Jaguar Land Rover Shipping Auto Parts In Suitcases As Coronavirus Hits Supply Chain

The company on Tuesday warned that its production schedules in the UK as well as India are under strain due to its supply chains in China.

Jaguar Land Rover Shipping Auto Parts In Suitcases As Coronavirus Hits Supply Chain
Coventry (UK):

Tata Motors-owned Jaguar Land Rover has flown in auto parts in suitcases as the effects of coronavirus take a toll on the luxury carmaker's supply chains in coronavirus-hit China.

The company on Tuesday warned that its production schedules in the UK as well as India are under strain due to its supply chains in China, known as ''the world's factory''.

The virus has killed over 2,000 people in China sparking a shutdown that has seen factories close across the country.

JLR CEO Ralf Speth said the company has enough supplies to ensure production for the next two weeks, but from the third week onwards it remains risky and could even mean plant closures.

"We have flown parts in suitcases just to make sure we have all the parts but for the third week, we still have parts missing," Mr Speth said.

JLR is the UK's biggest carmaker with three factories across the country producing nearly 400,000 vehicles a year.

Tata Motors CEO and Managing Director Guenter Butschek, who was in the UK for official launch of the company's new National Automotive Innovation Centre (NAIC) at the University of Warwick in Coventry, said the same scenario was playing out in the Tata Group firm's Indian base.

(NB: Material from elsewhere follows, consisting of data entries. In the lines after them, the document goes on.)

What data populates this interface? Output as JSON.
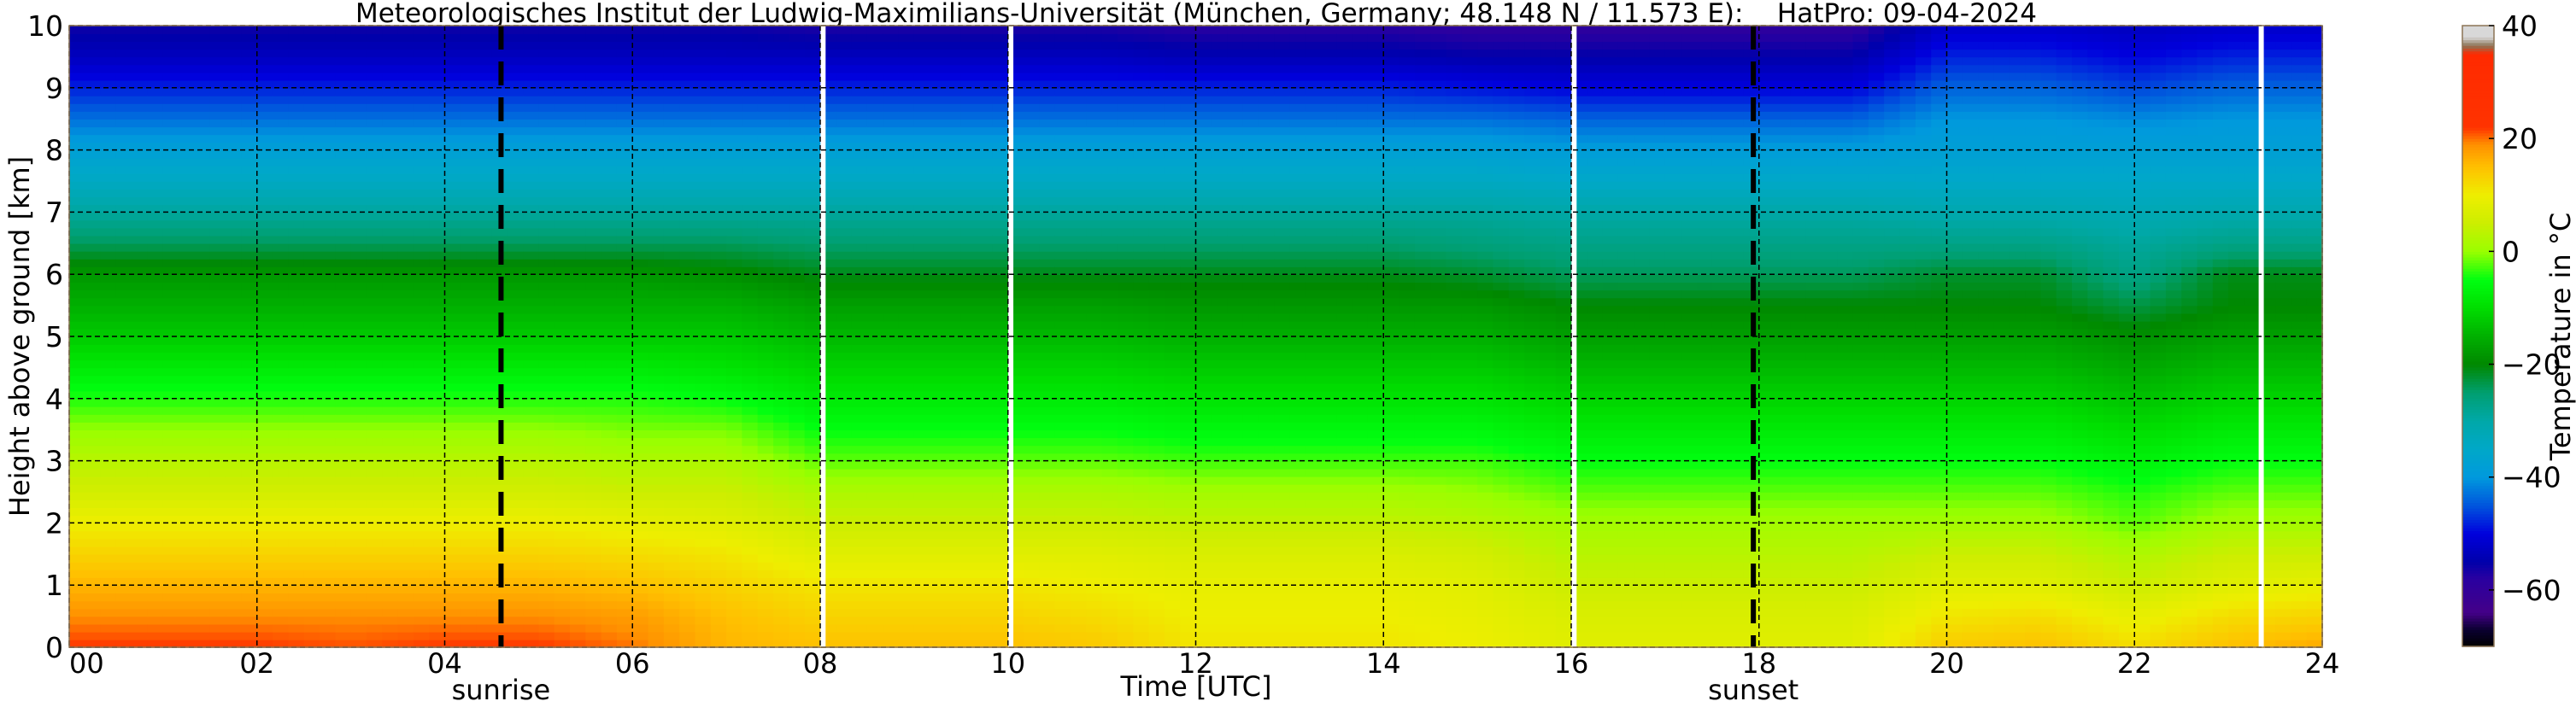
{
  "chart_data": {
    "type": "heatmap",
    "title": "Meteorologisches Institut der Ludwig-Maximilians-Universität (München, Germany; 48.148 N / 11.573 E):    HatPro: 09-04-2024",
    "xlabel": "Time [UTC]",
    "ylabel": "Height above ground [km]",
    "colorbar_label": "Temperature in $^\\circ$C",
    "colorbar_label_display": "Temperature in °C",
    "xlim": [
      0,
      24
    ],
    "ylim": [
      0,
      10
    ],
    "clim": [
      -70,
      40
    ],
    "grid": true,
    "x_ticks": [
      "00",
      "02",
      "04",
      "06",
      "08",
      "10",
      "12",
      "14",
      "16",
      "18",
      "20",
      "22",
      "24"
    ],
    "y_ticks": [
      "0",
      "1",
      "2",
      "3",
      "4",
      "5",
      "6",
      "7",
      "8",
      "9",
      "10"
    ],
    "colorbar_ticks": [
      "40",
      "20",
      "0",
      "−20",
      "−40",
      "−60"
    ],
    "colorbar_tick_values": [
      40,
      20,
      0,
      -20,
      -40,
      -60
    ],
    "annotations": [
      {
        "text": "sunrise",
        "time_utc": 4.6
      },
      {
        "text": "sunset",
        "time_utc": 17.94
      }
    ],
    "data_gaps_hours": [
      8.03,
      10.03,
      16.03,
      23.35
    ],
    "times_utc": [
      0,
      1,
      2,
      3,
      4,
      5,
      6,
      7,
      8,
      9,
      10,
      11,
      12,
      13,
      14,
      15,
      16,
      17,
      18,
      19,
      20,
      21,
      22,
      23,
      24
    ],
    "heights_km": [
      0,
      0.5,
      1,
      1.5,
      2,
      2.5,
      3,
      3.5,
      4,
      4.5,
      5,
      5.5,
      6,
      6.5,
      7,
      7.5,
      8,
      8.5,
      9,
      9.5,
      10
    ],
    "temperature_c": [
      [
        22,
        19,
        16,
        13,
        10,
        6,
        3,
        0,
        -4,
        -8,
        -12,
        -15,
        -18,
        -24,
        -29,
        -34,
        -38,
        -43,
        -48,
        -53,
        -56
      ],
      [
        22,
        19,
        16,
        13,
        10,
        6,
        3,
        0,
        -4,
        -8,
        -12,
        -15,
        -18,
        -24,
        -29,
        -34,
        -38,
        -43,
        -48,
        -53,
        -56
      ],
      [
        22,
        19,
        16,
        13,
        10,
        6,
        3,
        0,
        -4,
        -8,
        -12,
        -15,
        -18,
        -24,
        -29,
        -34,
        -38,
        -43,
        -48,
        -53,
        -56
      ],
      [
        21,
        19,
        16,
        13,
        10,
        6,
        3,
        0,
        -4,
        -8,
        -12,
        -15,
        -18,
        -24,
        -29,
        -34,
        -38,
        -43,
        -48,
        -53,
        -56
      ],
      [
        22,
        19,
        16,
        13,
        10,
        6,
        3,
        0,
        -4,
        -8,
        -12,
        -15,
        -18,
        -24,
        -29,
        -34,
        -38,
        -43,
        -48,
        -53,
        -56
      ],
      [
        22,
        19,
        16,
        13,
        10,
        6,
        3,
        0,
        -4,
        -8,
        -12,
        -15,
        -18,
        -24,
        -29,
        -34,
        -38,
        -43,
        -48,
        -53,
        -56
      ],
      [
        20,
        18,
        15,
        12,
        9,
        5,
        2,
        -1,
        -4,
        -8,
        -12,
        -15,
        -18,
        -24,
        -29,
        -34,
        -38,
        -43,
        -48,
        -53,
        -56
      ],
      [
        16,
        15,
        13,
        11,
        8,
        5,
        2,
        -1,
        -5,
        -9,
        -12,
        -15,
        -19,
        -24,
        -29,
        -34,
        -38,
        -43,
        -48,
        -53,
        -56
      ],
      [
        15,
        13,
        11,
        8,
        5,
        2,
        -2,
        -5,
        -8,
        -11,
        -14,
        -17,
        -21,
        -25,
        -29,
        -34,
        -38,
        -43,
        -48,
        -53,
        -57
      ],
      [
        15,
        13,
        11,
        8,
        5,
        2,
        -2,
        -5,
        -8,
        -11,
        -14,
        -17,
        -21,
        -25,
        -29,
        -34,
        -38,
        -43,
        -48,
        -53,
        -57
      ],
      [
        15,
        13,
        11,
        8,
        5,
        2,
        -2,
        -5,
        -8,
        -11,
        -14,
        -17,
        -21,
        -25,
        -29,
        -34,
        -38,
        -43,
        -48,
        -53,
        -57
      ],
      [
        14,
        12,
        10,
        8,
        5,
        2,
        -2,
        -5,
        -8,
        -11,
        -14,
        -17,
        -21,
        -25,
        -29,
        -34,
        -38,
        -43,
        -48,
        -53,
        -57
      ],
      [
        11,
        10,
        9,
        7,
        4,
        1,
        -3,
        -6,
        -9,
        -12,
        -15,
        -18,
        -21,
        -25,
        -29,
        -34,
        -38,
        -43,
        -48,
        -54,
        -58
      ],
      [
        11,
        10,
        9,
        7,
        4,
        1,
        -3,
        -6,
        -9,
        -12,
        -15,
        -18,
        -21,
        -25,
        -29,
        -34,
        -38,
        -43,
        -48,
        -54,
        -58
      ],
      [
        11,
        10,
        9,
        7,
        4,
        1,
        -3,
        -6,
        -9,
        -12,
        -15,
        -18,
        -21,
        -25,
        -29,
        -34,
        -38,
        -43,
        -48,
        -54,
        -58
      ],
      [
        10,
        9,
        8,
        6,
        3,
        0,
        -3,
        -6,
        -9,
        -12,
        -15,
        -18,
        -22,
        -26,
        -29,
        -34,
        -38,
        -43,
        -49,
        -55,
        -59
      ],
      [
        8,
        7,
        5,
        3,
        1,
        -2,
        -5,
        -8,
        -11,
        -14,
        -17,
        -20,
        -24,
        -27,
        -30,
        -35,
        -39,
        -44,
        -50,
        -55,
        -59
      ],
      [
        8,
        7,
        5,
        3,
        1,
        -2,
        -5,
        -8,
        -11,
        -14,
        -17,
        -20,
        -24,
        -27,
        -30,
        -35,
        -39,
        -44,
        -50,
        -55,
        -59
      ],
      [
        8,
        7,
        5,
        3,
        1,
        -2,
        -5,
        -8,
        -11,
        -14,
        -17,
        -20,
        -24,
        -27,
        -30,
        -35,
        -39,
        -44,
        -50,
        -55,
        -59
      ],
      [
        8,
        7,
        5,
        3,
        1,
        -2,
        -5,
        -8,
        -11,
        -14,
        -17,
        -20,
        -24,
        -27,
        -30,
        -35,
        -39,
        -44,
        -50,
        -55,
        -59
      ],
      [
        14,
        11,
        8,
        5,
        1,
        -2,
        -5,
        -8,
        -11,
        -14,
        -17,
        -20,
        -22,
        -27,
        -31,
        -35,
        -38,
        -40,
        -44,
        -48,
        -52
      ],
      [
        15,
        12,
        8,
        5,
        1,
        -2,
        -5,
        -8,
        -11,
        -14,
        -17,
        -20,
        -22,
        -27,
        -31,
        -35,
        -38,
        -40,
        -44,
        -48,
        -52
      ],
      [
        12,
        9,
        5,
        2,
        -2,
        -4,
        -7,
        -10,
        -13,
        -16,
        -19,
        -23,
        -27,
        -29,
        -32,
        -35,
        -38,
        -41,
        -46,
        -50,
        -53
      ],
      [
        15,
        12,
        8,
        5,
        1,
        -2,
        -5,
        -8,
        -11,
        -14,
        -17,
        -20,
        -21,
        -27,
        -31,
        -35,
        -38,
        -40,
        -44,
        -48,
        -52
      ],
      [
        17,
        13,
        9,
        5,
        1,
        -2,
        -5,
        -8,
        -11,
        -14,
        -17,
        -20,
        -21,
        -27,
        -31,
        -35,
        -38,
        -40,
        -44,
        -48,
        -52
      ]
    ],
    "colormap": [
      [
        -70,
        "#000000"
      ],
      [
        -67,
        "#0a0030"
      ],
      [
        -64,
        "#440088"
      ],
      [
        -58,
        "#2a00a0"
      ],
      [
        -55,
        "#0000aa"
      ],
      [
        -50,
        "#0000dd"
      ],
      [
        -45,
        "#0055dd"
      ],
      [
        -40,
        "#0099dd"
      ],
      [
        -35,
        "#00a8c8"
      ],
      [
        -30,
        "#00a8a8"
      ],
      [
        -25,
        "#009f70"
      ],
      [
        -20,
        "#008800"
      ],
      [
        -15,
        "#00b000"
      ],
      [
        -10,
        "#00dd00"
      ],
      [
        -5,
        "#00ff10"
      ],
      [
        0,
        "#99ff00"
      ],
      [
        5,
        "#ccee00"
      ],
      [
        10,
        "#eeee00"
      ],
      [
        15,
        "#ffc000"
      ],
      [
        19,
        "#ff9000"
      ],
      [
        22,
        "#ff3300"
      ],
      [
        35,
        "#ff2a00"
      ],
      [
        36.5,
        "#8b7355"
      ],
      [
        38,
        "#d8d8d8"
      ],
      [
        40,
        "#d8d8d8"
      ]
    ]
  }
}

They have been "tracking and tracing" the situation in India on a very microscopic level to modify production strategy as things develop, Mr Butschek said.

"Everything mentioned by Mr Speth is not just an issue for Jaguar Land Rover. Although we have all our operations domestically located in India, we are pretty much in the same boat," said Mr Butschek.

"In particular, the automotive industry is largely dependent on its global supply network. We are all in some way dependent on our suppliers out of China. We are following the situation on a daily basis to see how it is developing," he said.

Referring to the timing of the crisis as the company works towards implementing the Indian government's Bharat Stage (BS) VI regulations for cleaner vehicle emissions, the senior Tata Group executive admitted that the supply crisis has come at a "critical" period for the company.

"As it looks, we are safe for the month of February and for a good part of March... we are at a critical transition stage to BS-VI and at the same time we are doing mid-cycle enhancements of products; this puts us in a very critical light because we are in the ramp-up stage of all our products," he said.

Tata Motors said the complexity of its supply chains means that even though parts may be available, the big challenge is getting them out of Wuhan - the epicentre of the virus, which remains inaccessible.

As China combats COVID-19, the coronavirus strain, factory shutdowns and movement restrictions in the country's auto manufacturing hubs are having widespread knock-on effects on the industry.

JLR said that as a result of no-operational dealerships in the region, the company's sales in China have also taken a major hit in recent weeks.